Inthegrotto · 14/11/2023 15:19

oneproudmumma · 14/11/2023 14:40

@PaminaMozart I don't necessarily think OPs replies are odd: I find them in line with how I would expect someone who has been controlled to that extent to behave. She's been conditioned to believe that the relationship is normal, which it isn't of course. There's also perhaps a little emotional detachment there, which could be a good thing. I think that's the only thing that kept me sane during my abusive relationship.

Agreed. OP has been conditioned.

I feel very sad for OP and for her parents. The parents are in a very difficult position.

How can OP be woken up to the fact that he is being controlling?

oneproudmumma · 14/11/2023 15:32

@Inthegrotto
The responses she gets in this thread will stay in her head: well meaning advice from strangers, some of whom have been in her shoes and can see clearly what sort of relationship she is in. After that, it is down to OP as and when she ends it. I'm sure she will.

Many many years ago under a different name, I started a thread on here about my now ex fiance, about how he hated my parents but fully expected my father to pay for our wedding. 😬 I was accused of being a troll, some people thought it was a wind up. I asked for the thread to be deleted as I just couldn't handle it all, it was very overwhelming - but the replies stayed with me...

I never did marry him. I split up with him and I went on to marry my lovely DH a few years later 😊

PaminaMozart · 14/11/2023 15:35

Sorry, I probably didn't choose my words well. I meant 'odd' in the sense that this is not how people would be expected to react if everything else was 'normal'. I fully accept that the OP has been conditioned to accept abuse and is trying to detach from the horrors of her situation in order to protect herself.

oneproudmumma · 14/11/2023 16:08

@PaminaMozart Oh I see, yes, your observation was very good in that you are right. The OP has normalised her H's behaviour and the words seem quite "flat". This can also indicate that she's worn out by it all though, which is also common, and resigned to the situation. It makes me very sad because I have been in her shoes and remember all the emotions well.

Sugarfree23 · 14/11/2023 16:26

@PaminaMozart you nailed it with the word flat.
I was thinking the responses were emotionless, submissive or something but flat is it.

ILs aren't my favourite people, and I might have been relieved to escape an IL visit, however if I was to go behind DHs back and cancel a visit I think that would cause a complete riot between DH and I.

soberfabulous · 14/11/2023 16:27

Gosh don't tell him about my parents.

They have a 17 hour journey to get to me and regularly stay for 3 weeks. Their maximum was 28 days and to be fair that nearly broke me 🤪

Justcallmebebes · 14/11/2023 16:55

Vile man

Princessfluffy · 14/11/2023 17:02

Where is your anger OP?
Why are you so invested in tying yourself up in knots to make excuses for your dreadful husband.

You can leave this relationship, it's not healthy and everyone else can see it but you seemingly? But you do know something is deeply wrong with your DH. Were you brought up in a family where this kind of dynamic was normal?

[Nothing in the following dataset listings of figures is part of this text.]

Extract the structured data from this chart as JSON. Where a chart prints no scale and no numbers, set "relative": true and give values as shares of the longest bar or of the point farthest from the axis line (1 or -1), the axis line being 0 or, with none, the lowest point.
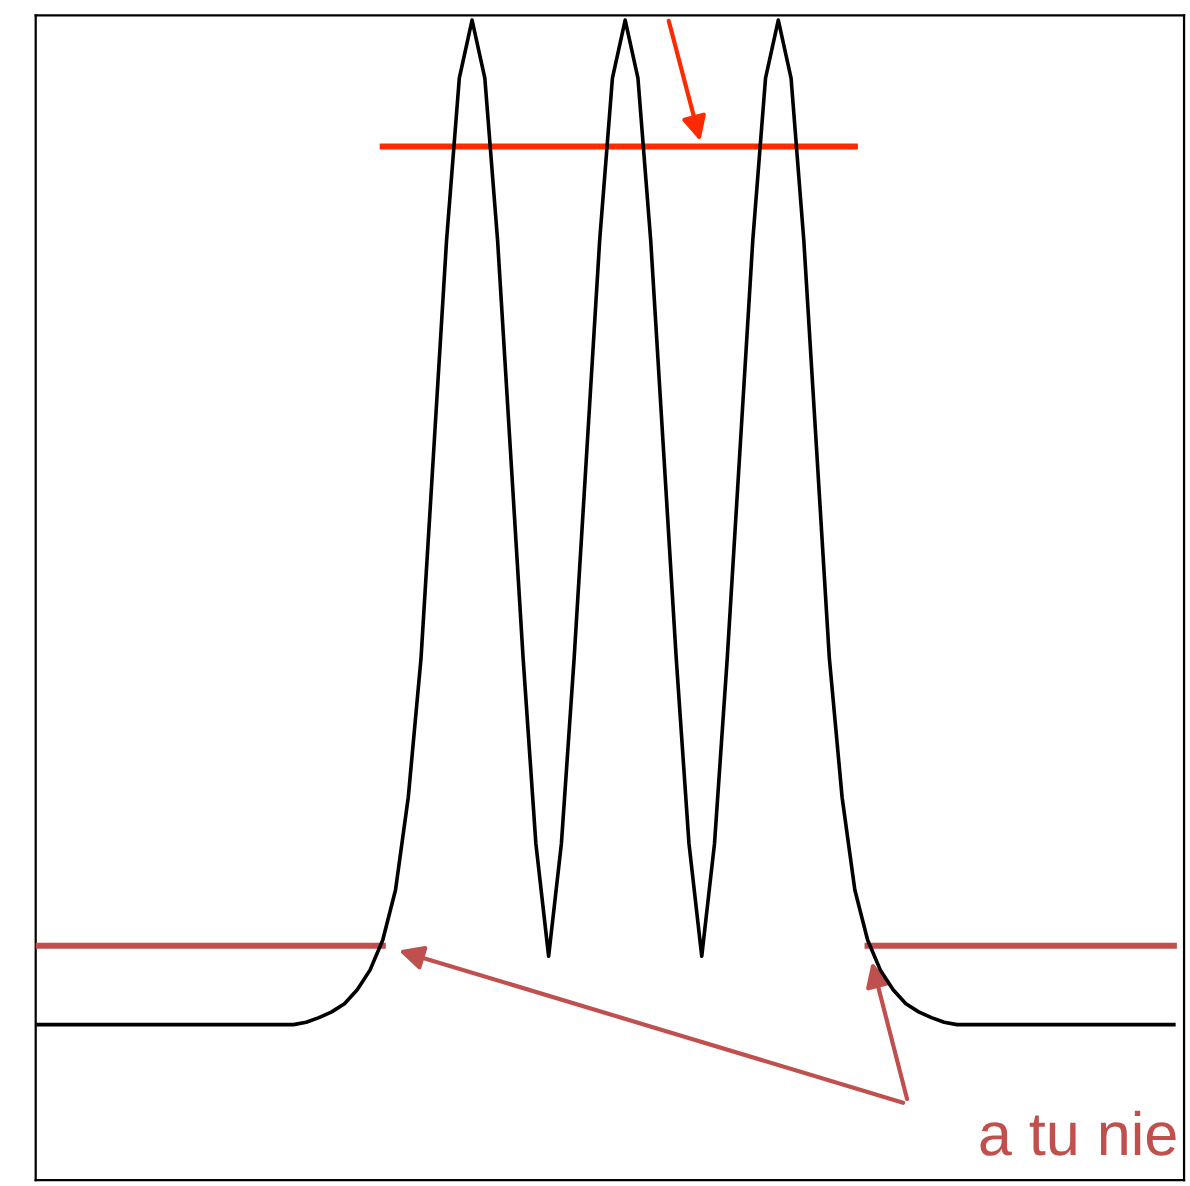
{
  "chart_data": {
    "type": "line",
    "relative": true,
    "marker": "none",
    "line_style": "solid",
    "categories": [
      null,
      null,
      null,
      null,
      null,
      null,
      null,
      null,
      null,
      null,
      null,
      null,
      null,
      null,
      null,
      null,
      null,
      null,
      null,
      null,
      null,
      null,
      null,
      null,
      null,
      null,
      null,
      null,
      null,
      null,
      null,
      null,
      null,
      null,
      null,
      null,
      null,
      null,
      null,
      null,
      null,
      null,
      null,
      null,
      null,
      null,
      null,
      null,
      null,
      null,
      null,
      null,
      null,
      null,
      null,
      null,
      null,
      null,
      null,
      null,
      null,
      null,
      null,
      null,
      null,
      null,
      null,
      null,
      null,
      null,
      null,
      null,
      null,
      null,
      null,
      null,
      null,
      null,
      null,
      null,
      null,
      null,
      null,
      null,
      null,
      null,
      null,
      null,
      null,
      null
    ],
    "series": [
      {
        "color": "#000000",
        "values": [
          0.134,
          0.134,
          0.134,
          0.134,
          0.134,
          0.134,
          0.134,
          0.134,
          0.134,
          0.134,
          0.134,
          0.134,
          0.134,
          0.134,
          0.134,
          0.134,
          0.134,
          0.134,
          0.134,
          0.134,
          0.134,
          0.136,
          0.14,
          0.145,
          0.152,
          0.164,
          0.181,
          0.207,
          0.25,
          0.33,
          0.45,
          0.63,
          0.81,
          0.95,
          1.0,
          0.95,
          0.81,
          0.63,
          0.45,
          0.29,
          0.193,
          0.29,
          0.45,
          0.63,
          0.81,
          0.95,
          1.0,
          0.95,
          0.81,
          0.63,
          0.45,
          0.29,
          0.193,
          0.29,
          0.45,
          0.63,
          0.81,
          0.95,
          1.0,
          0.95,
          0.81,
          0.63,
          0.45,
          0.33,
          0.25,
          0.207,
          0.181,
          0.164,
          0.152,
          0.145,
          0.14,
          0.136,
          0.134,
          0.134,
          0.134,
          0.134,
          0.134,
          0.134,
          0.134,
          0.134,
          0.134,
          0.134,
          0.134,
          0.134,
          0.134,
          0.134,
          0.134,
          0.134,
          0.134,
          0.134
        ]
      },
      {
        "color": "#c0504d",
        "values": [
          0.202,
          0.202,
          0.202,
          0.202,
          0.202,
          0.202,
          0.202,
          0.202,
          0.202,
          0.202,
          0.202,
          0.202,
          0.202,
          0.202,
          0.202,
          0.202,
          0.202,
          0.202,
          0.202,
          0.202,
          0.202,
          0.202,
          0.202,
          0.202,
          0.202,
          0.202,
          0.202,
          0.202,
          null,
          null,
          null,
          null,
          null,
          null,
          null,
          null,
          null,
          null,
          null,
          null,
          null,
          null,
          null,
          null,
          null,
          null,
          null,
          null,
          null,
          null,
          null,
          null,
          null,
          null,
          null,
          null,
          null,
          null,
          null,
          null,
          null,
          null,
          null,
          null,
          null,
          0.202,
          0.202,
          0.202,
          0.202,
          0.202,
          0.202,
          0.202,
          0.202,
          0.202,
          0.202,
          0.202,
          0.202,
          0.202,
          0.202,
          0.202,
          0.202,
          0.202,
          0.202,
          0.202,
          0.202,
          0.202,
          0.202,
          0.202,
          0.202,
          0.202
        ]
      },
      {
        "color": "#ff2a00",
        "values": [
          null,
          null,
          null,
          null,
          null,
          null,
          null,
          null,
          null,
          null,
          null,
          null,
          null,
          null,
          null,
          null,
          null,
          null,
          null,
          null,
          null,
          null,
          null,
          null,
          null,
          null,
          null,
          0.891,
          0.891,
          0.891,
          0.891,
          0.891,
          0.891,
          0.891,
          0.891,
          0.891,
          0.891,
          0.891,
          0.891,
          0.891,
          0.891,
          0.891,
          0.891,
          0.891,
          0.891,
          0.891,
          0.891,
          0.891,
          0.891,
          0.891,
          0.891,
          0.891,
          0.891,
          0.891,
          0.891,
          0.891,
          0.891,
          0.891,
          0.891,
          0.891,
          0.891,
          0.891,
          0.891,
          0.891,
          0.891,
          null,
          null,
          null,
          null,
          null,
          null,
          null,
          null,
          null,
          null,
          null,
          null,
          null,
          null,
          null,
          null,
          null,
          null,
          null,
          null,
          null,
          null,
          null,
          null,
          null
        ]
      }
    ],
    "annotations": [
      "a tu nie"
    ]
  }
}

CynicalOne · 14/11/2023 17:04

Sugarfree23 · 14/11/2023 01:17

Op he's making the right noises but he already knows that they have other plans. Your shielding them from his true colours.

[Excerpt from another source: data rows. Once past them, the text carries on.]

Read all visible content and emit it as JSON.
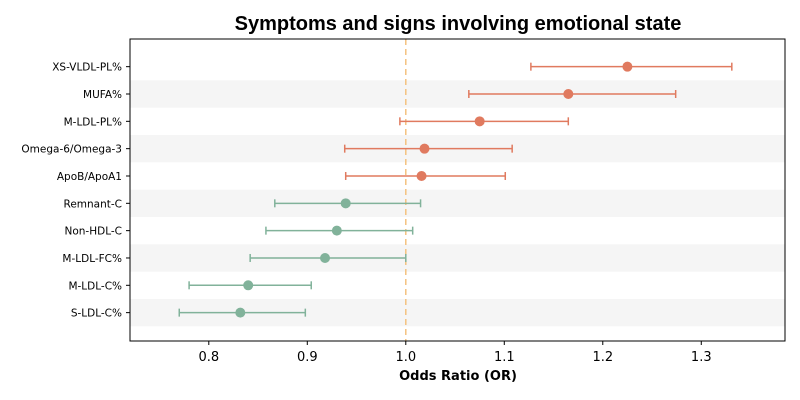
{
  "chart_data": {
    "type": "forest",
    "title": "Symptoms and signs involving emotional state",
    "xlabel": "Odds Ratio (OR)",
    "ylabel": "",
    "xlim": [
      0.72,
      1.385
    ],
    "x_ticks": [
      0.8,
      0.9,
      1.0,
      1.1,
      1.2,
      1.3
    ],
    "x_tick_labels": [
      "0.8",
      "0.9",
      "1.0",
      "1.1",
      "1.2",
      "1.3"
    ],
    "reference_line": 1.0,
    "grid": false,
    "alternating_row_shading": true,
    "colors": {
      "above_one": "#e07a5f",
      "below_one": "#81b29a",
      "reference": "#f4c27f",
      "stripe": "#f5f5f5"
    },
    "points": [
      {
        "label": "XS-VLDL-PL%",
        "or": 1.225,
        "lower": 1.127,
        "upper": 1.331
      },
      {
        "label": "MUFA%",
        "or": 1.165,
        "lower": 1.064,
        "upper": 1.274
      },
      {
        "label": "M-LDL-PL%",
        "or": 1.075,
        "lower": 0.994,
        "upper": 1.165
      },
      {
        "label": "Omega-6/Omega-3",
        "or": 1.019,
        "lower": 0.938,
        "upper": 1.108
      },
      {
        "label": "ApoB/ApoA1",
        "or": 1.016,
        "lower": 0.939,
        "upper": 1.101
      },
      {
        "label": "Remnant-C",
        "or": 0.939,
        "lower": 0.867,
        "upper": 1.015
      },
      {
        "label": "Non-HDL-C",
        "or": 0.93,
        "lower": 0.858,
        "upper": 1.007
      },
      {
        "label": "M-LDL-FC%",
        "or": 0.918,
        "lower": 0.842,
        "upper": 1.0
      },
      {
        "label": "M-LDL-C%",
        "or": 0.84,
        "lower": 0.78,
        "upper": 0.904
      },
      {
        "label": "S-LDL-C%",
        "or": 0.832,
        "lower": 0.77,
        "upper": 0.898
      }
    ]
  }
}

Can you work from home? Are you able to go to your parents place for a week or even mid-week to mid-week. H will be busy the weekend they'd planned to be down. You go to them. Don't let him come between you and the people who truly love and care for you.

Eventually when you hit rock bottom with him, you will need them.

H will be busy the weekend they'd planned to be down.

Call me cynical, but I guarantee that if @Martacus was to make plans to go to her parents for a midweek to midweek visit over that weekend, her H would suddenly be told that he didn't need to work!

It's all about manipulation and control and I worry what he would do if OP said she wanted a divorce!